Aside from appearance, the general consensus is that it keeps the resin in woods like pine from sticking to the blade, or makes the blade easier to clean.

This morning I was cutting up some UHMW plastic to make the fence face for my benchtop router table and got to see the difference first hand.

The uncoated blade is the Harbor Freight "Lifetime" 64T carbide tipped blade I talk about in a previous post. It gummed up with plastic so quickly I only got 2-3" inches into ripping the 1" thick plastic before tripping the breaker on my admittedly weak 1hp table saw. I messed around with blade cut depths and running oak scraps through the saw, but nothing could improve things.

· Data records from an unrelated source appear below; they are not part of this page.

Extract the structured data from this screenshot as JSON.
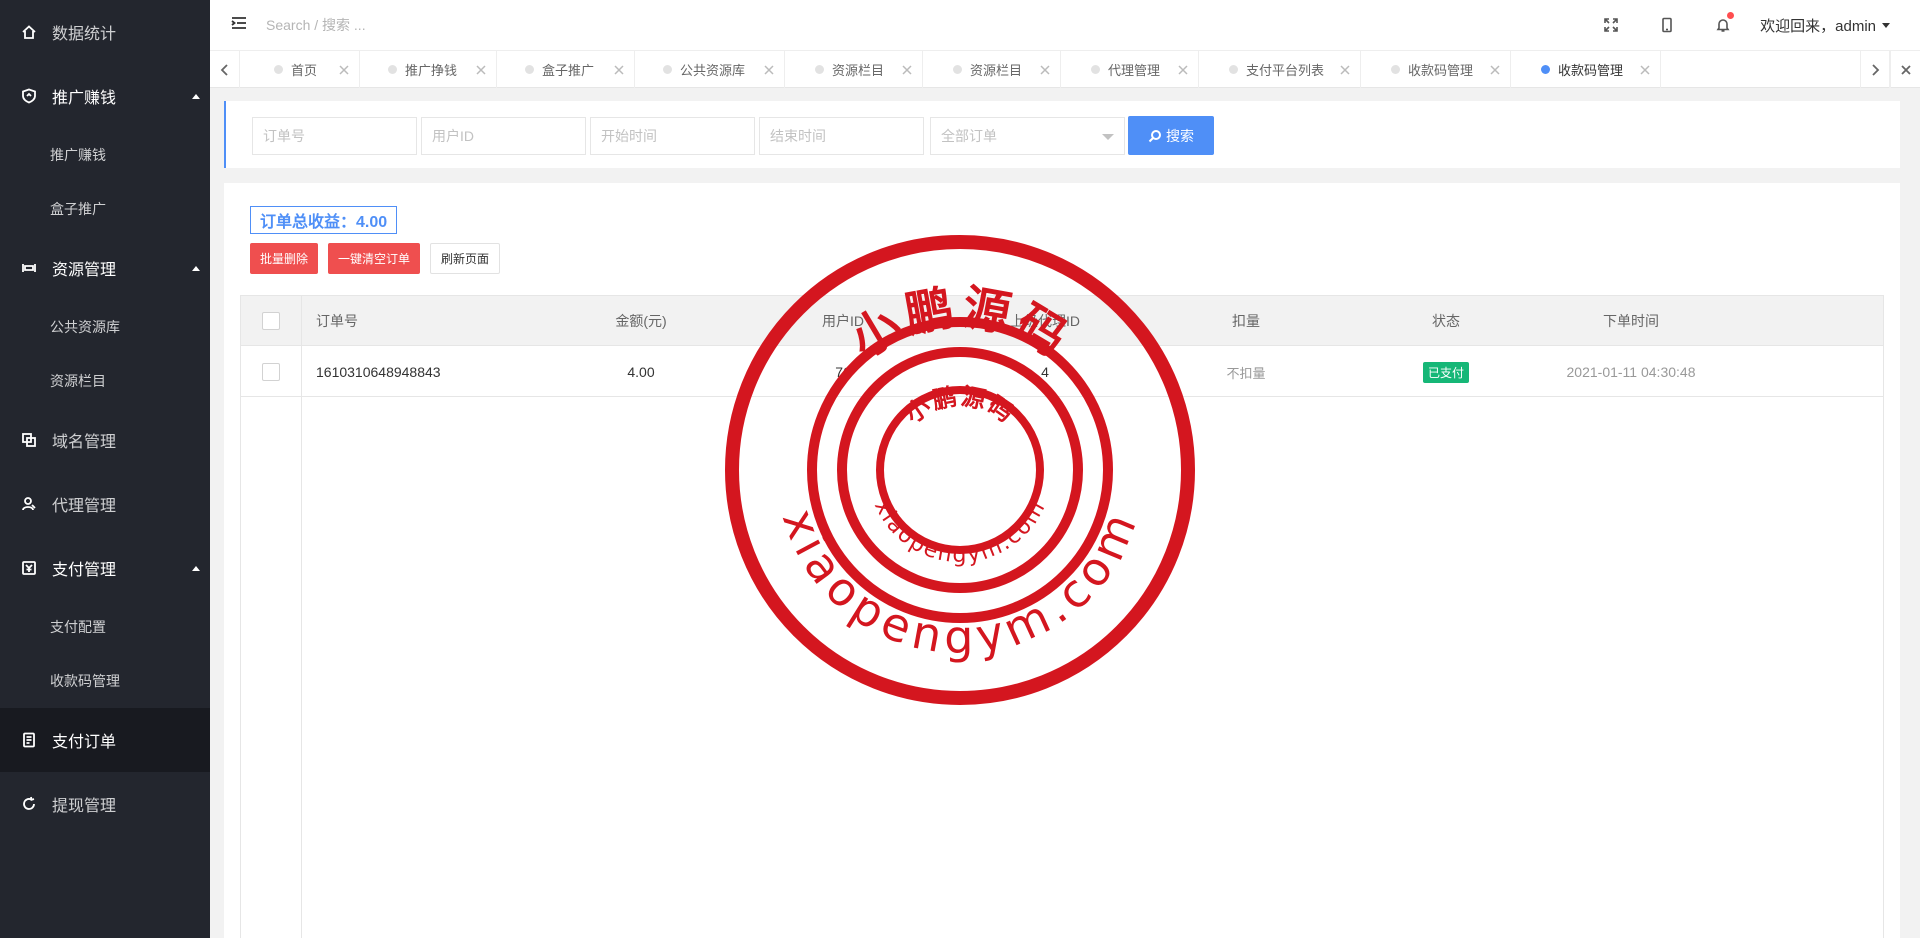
{
  "sidebar": {
    "items": [
      {
        "label": "数据统计",
        "icon": "home-icon"
      },
      {
        "label": "推广赚钱",
        "icon": "shield-icon",
        "expanded": true,
        "children": [
          "推广赚钱",
          "盒子推广"
        ]
      },
      {
        "label": "资源管理",
        "icon": "resource-icon",
        "expanded": true,
        "children": [
          "公共资源库",
          "资源栏目"
        ]
      },
      {
        "label": "域名管理",
        "icon": "domain-icon"
      },
      {
        "label": "代理管理",
        "icon": "agent-icon"
      },
      {
        "label": "支付管理",
        "icon": "payment-icon",
        "expanded": true,
        "children": [
          "支付配置",
          "收款码管理"
        ]
      },
      {
        "label": "支付订单",
        "icon": "order-icon",
        "active": true
      },
      {
        "label": "提现管理",
        "icon": "withdraw-icon"
      }
    ]
  },
  "header": {
    "search_placeholder": "Search / 搜索 ...",
    "welcome": "欢迎回来，admin"
  },
  "tabs": [
    {
      "label": "首页"
    },
    {
      "label": "推广挣钱"
    },
    {
      "label": "盒子推广"
    },
    {
      "label": "公共资源库"
    },
    {
      "label": "资源栏目"
    },
    {
      "label": "资源栏目"
    },
    {
      "label": "代理管理"
    },
    {
      "label": "支付平台列表"
    },
    {
      "label": "收款码管理"
    },
    {
      "label": "收款码管理",
      "active": true
    }
  ],
  "filters": {
    "order_no_placeholder": "订单号",
    "user_id_placeholder": "用户ID",
    "start_time_placeholder": "开始时间",
    "end_time_placeholder": "结束时间",
    "order_type_selected": "全部订单",
    "search_label": "搜索"
  },
  "summary": {
    "total_label": "订单总收益：4.00"
  },
  "actions": {
    "batch_delete": "批量删除",
    "clear_orders": "一键清空订单",
    "refresh": "刷新页面"
  },
  "table": {
    "columns": [
      "订单号",
      "金额(元)",
      "用户ID",
      "上级代理ID",
      "扣量",
      "状态",
      "下单时间"
    ],
    "rows": [
      {
        "order_no": "1610310648948843",
        "amount": "4.00",
        "user_id": "76",
        "parent_agent_id": "4",
        "deduct": "不扣量",
        "status": "已支付",
        "time": "2021-01-11 04:30:48"
      }
    ]
  },
  "watermark": {
    "name": "小鹏源码",
    "domain": "xiaopengym.com",
    "color": "#d4161f"
  },
  "colors": {
    "sidebar_bg": "#23262e",
    "accent": "#4f8ff7",
    "danger": "#ef4f4f",
    "success": "#16b777"
  }
}
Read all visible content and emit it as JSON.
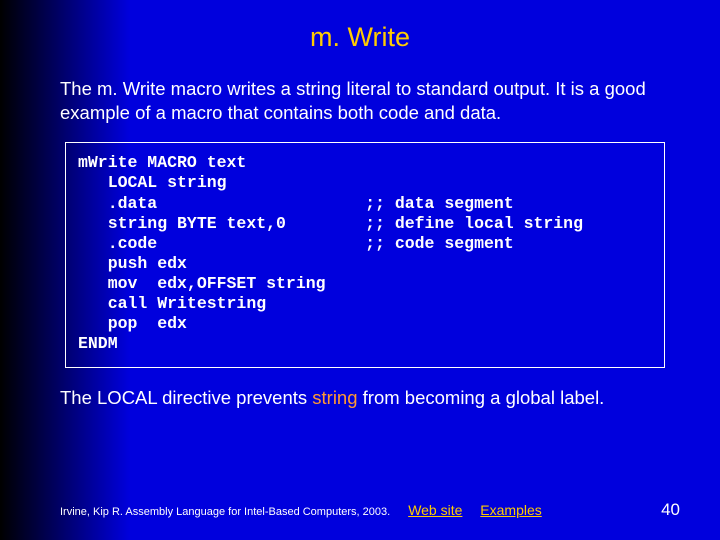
{
  "title": "m. Write",
  "intro": "The m. Write macro writes a string literal to standard output. It is a good example of a macro that contains both code and data.",
  "code": "mWrite MACRO text\n   LOCAL string\n   .data                     ;; data segment\n   string BYTE text,0        ;; define local string\n   .code                     ;; code segment\n   push edx\n   mov  edx,OFFSET string\n   call Writestring\n   pop  edx\nENDM",
  "note_pre": "The LOCAL directive prevents ",
  "note_kw": "string",
  "note_post": " from becoming a global label.",
  "footer": {
    "copyright": "Irvine, Kip R. Assembly Language for Intel-Based Computers, 2003.",
    "link1": "Web site",
    "link2": "Examples"
  },
  "pagenum": "40"
}
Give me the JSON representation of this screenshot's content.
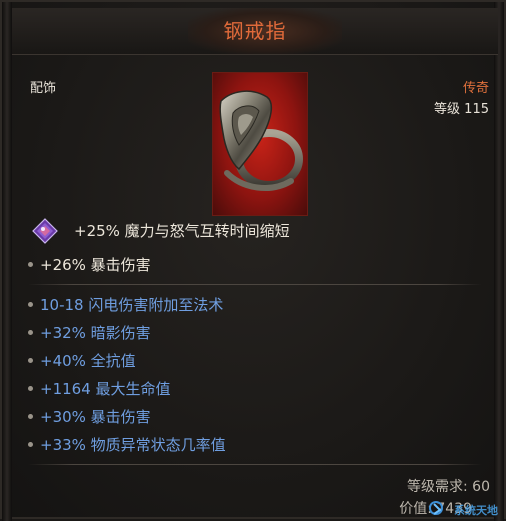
{
  "item": {
    "name": "钢戒指",
    "type": "配饰",
    "rarity": "传奇",
    "level": "等级 115"
  },
  "implicit": {
    "icon": "purple-gem-icon",
    "text": "+25% 魔力与怒气互转时间缩短"
  },
  "base_stats": [
    "+26% 暴击伤害"
  ],
  "affixes": [
    "10-18 闪电伤害附加至法术",
    "+32% 暗影伤害",
    "+40% 全抗值",
    "+1164 最大生命值",
    "+30% 暴击伤害",
    "+33% 物质异常状态几率值"
  ],
  "requirement": "等级需求: 60",
  "price": "价值: 7439",
  "watermark": "系统天地",
  "colors": {
    "title": "#e06a3a",
    "rarity": "#e0703c",
    "affix": "#6f9ee0",
    "text": "#ece6da"
  }
}
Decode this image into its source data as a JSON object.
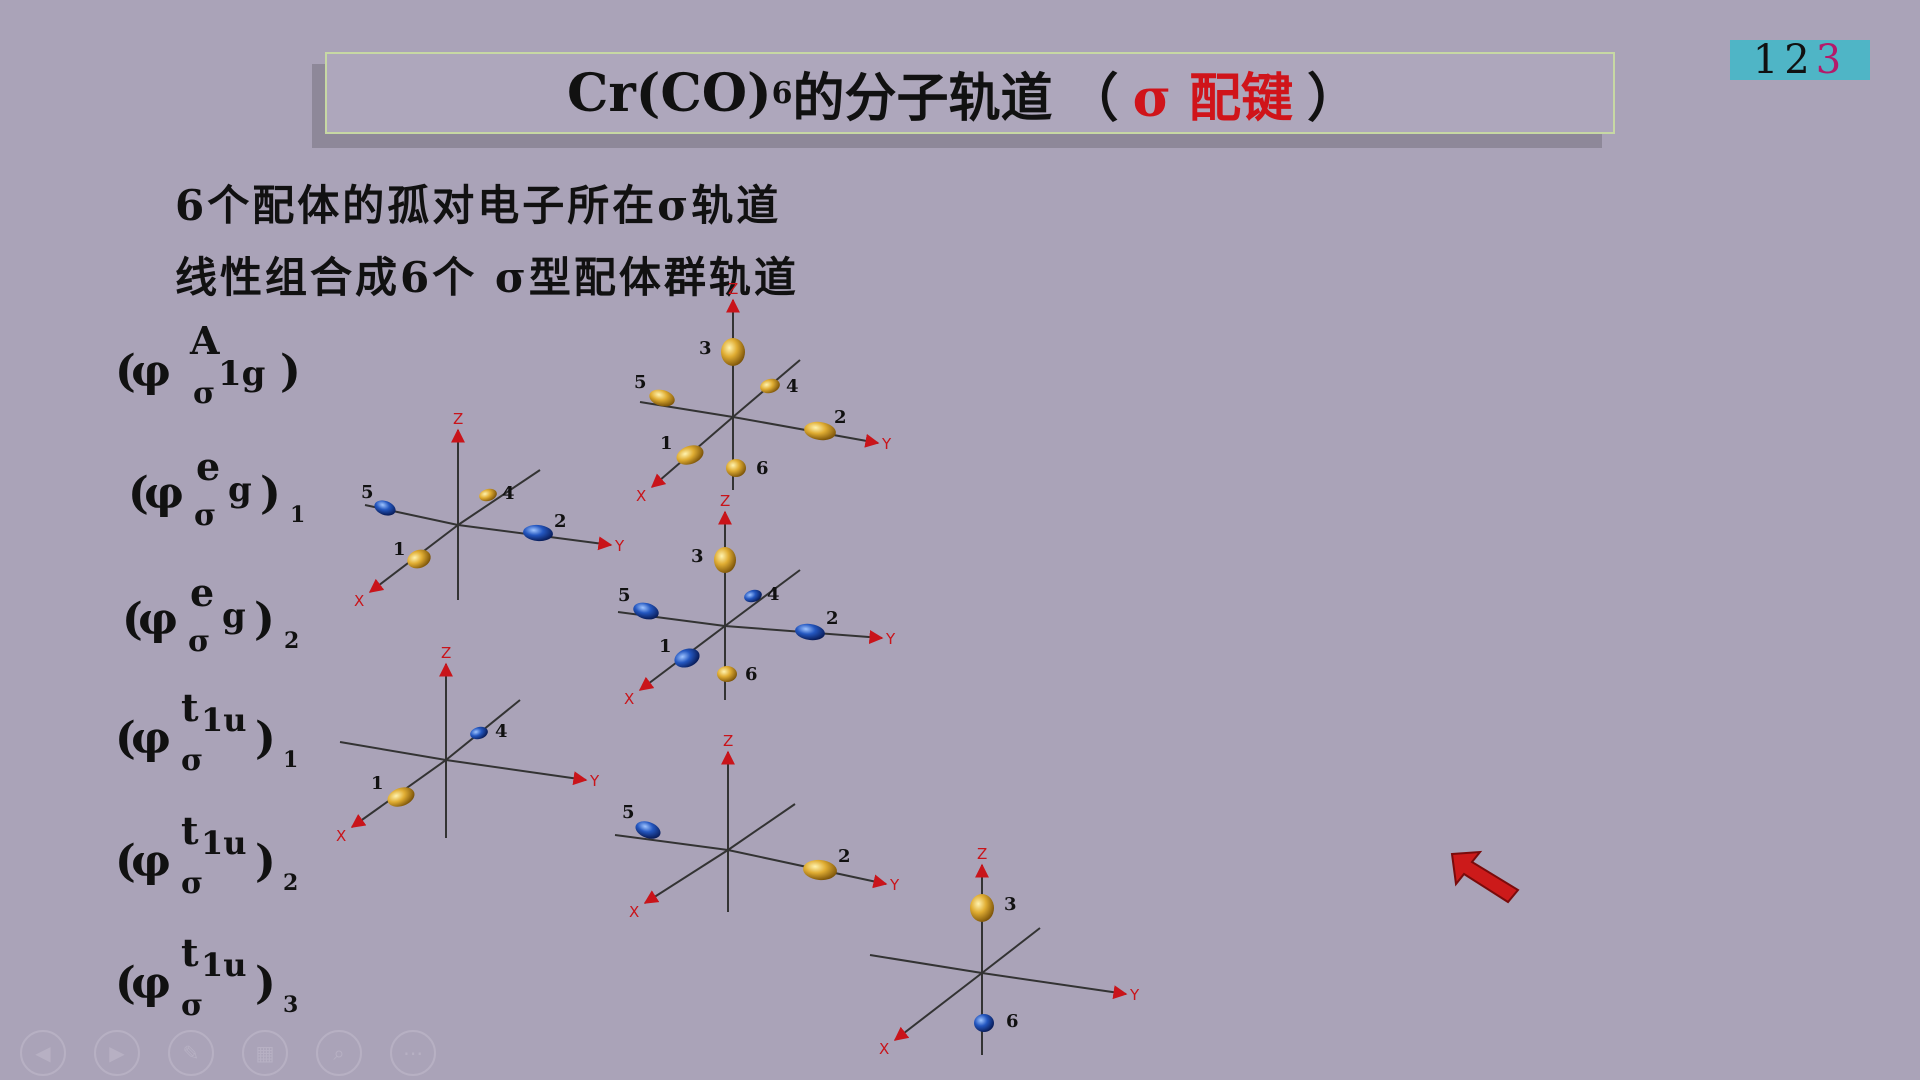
{
  "slide": {
    "title": {
      "prefix": "Cr(CO)",
      "subscript": "6",
      "suffix": "的分子轨道",
      "open_paren": "（",
      "highlight": "σ 配键",
      "close_paren": "）"
    },
    "page_indicator": {
      "p1": "1",
      "p2": "2",
      "p3": "3",
      "active": "3"
    },
    "lines": [
      "6个配体的孤对电子所在σ轨道",
      "线性组合成6个 σ型配体群轨道"
    ],
    "orbitals": [
      {
        "sup": "A",
        "subscript_right": "1g",
        "index": ""
      },
      {
        "sup": "e",
        "subscript_right": "g",
        "index": "1"
      },
      {
        "sup": "e",
        "subscript_right": "g",
        "index": "2"
      },
      {
        "sup": "t",
        "sup_index": "1u",
        "subscript_right": "",
        "index": "1"
      },
      {
        "sup": "t",
        "sup_index": "1u",
        "subscript_right": "",
        "index": "2"
      },
      {
        "sup": "t",
        "sup_index": "1u",
        "subscript_right": "",
        "index": "3"
      }
    ],
    "symbols": {
      "phi": "φ",
      "sigma": "σ",
      "open": "(",
      "close": ")"
    },
    "axis_labels": {
      "x": "X",
      "y": "Y",
      "z": "Z"
    },
    "lobe_numbers": [
      "1",
      "2",
      "3",
      "4",
      "5",
      "6"
    ],
    "colors": {
      "background": "#aaa3b8",
      "title_border": "#c7d8a4",
      "highlight": "#d0141a",
      "page_indicator_bg": "#4fb5c6",
      "active_page": "#b41a6a",
      "gold_lobe": "#d4a22c",
      "blue_lobe": "#1f4fb0",
      "axis_arrow": "#c9141a",
      "pointer": "#cc1a1a"
    },
    "toolbar_icons": [
      "back-icon",
      "play-icon",
      "pen-icon",
      "slides-icon",
      "zoom-icon",
      "more-icon"
    ]
  }
}
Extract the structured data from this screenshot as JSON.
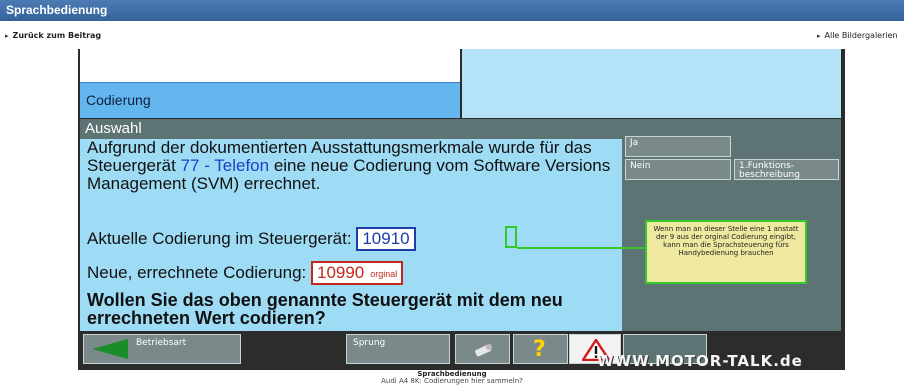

The other blade is also a Harbor Freight "Lifetime" blade, this one a 40T carbide tipped blade with a titanium nitride coating.

As you can see in the first pic, the plastic didn't stick at all. The blade didn't slow down, didn't trip the breaker, and required little pressure to feed the plastic through. The other blade took so much pressure to get it through I worried my push sticks would snap!

So, at least for me, if there is a coated blade option, I will always take it.

3 comments:

Chuck said...

just read your statement regarding the weajness of the 1hp table saw

do you disconnect the jointer when not in use?

DurocShark said...

Yep. Leaving it spinning sucks a good chunk of my 1hp. It's really easy to lift the motor, pop one belt off and the other on.

Chuck said...

heavy sigh... Well, since I'm poor, I have no intentions of abandoning my goal of using the "new" 34-607 as my primary table saw. I'll heed the advice you've posted regarding blade selection if I can, but 9" blades seem to only be available online.

Thanks for the journal so far. Clear, concise, illustrated!, and awesome.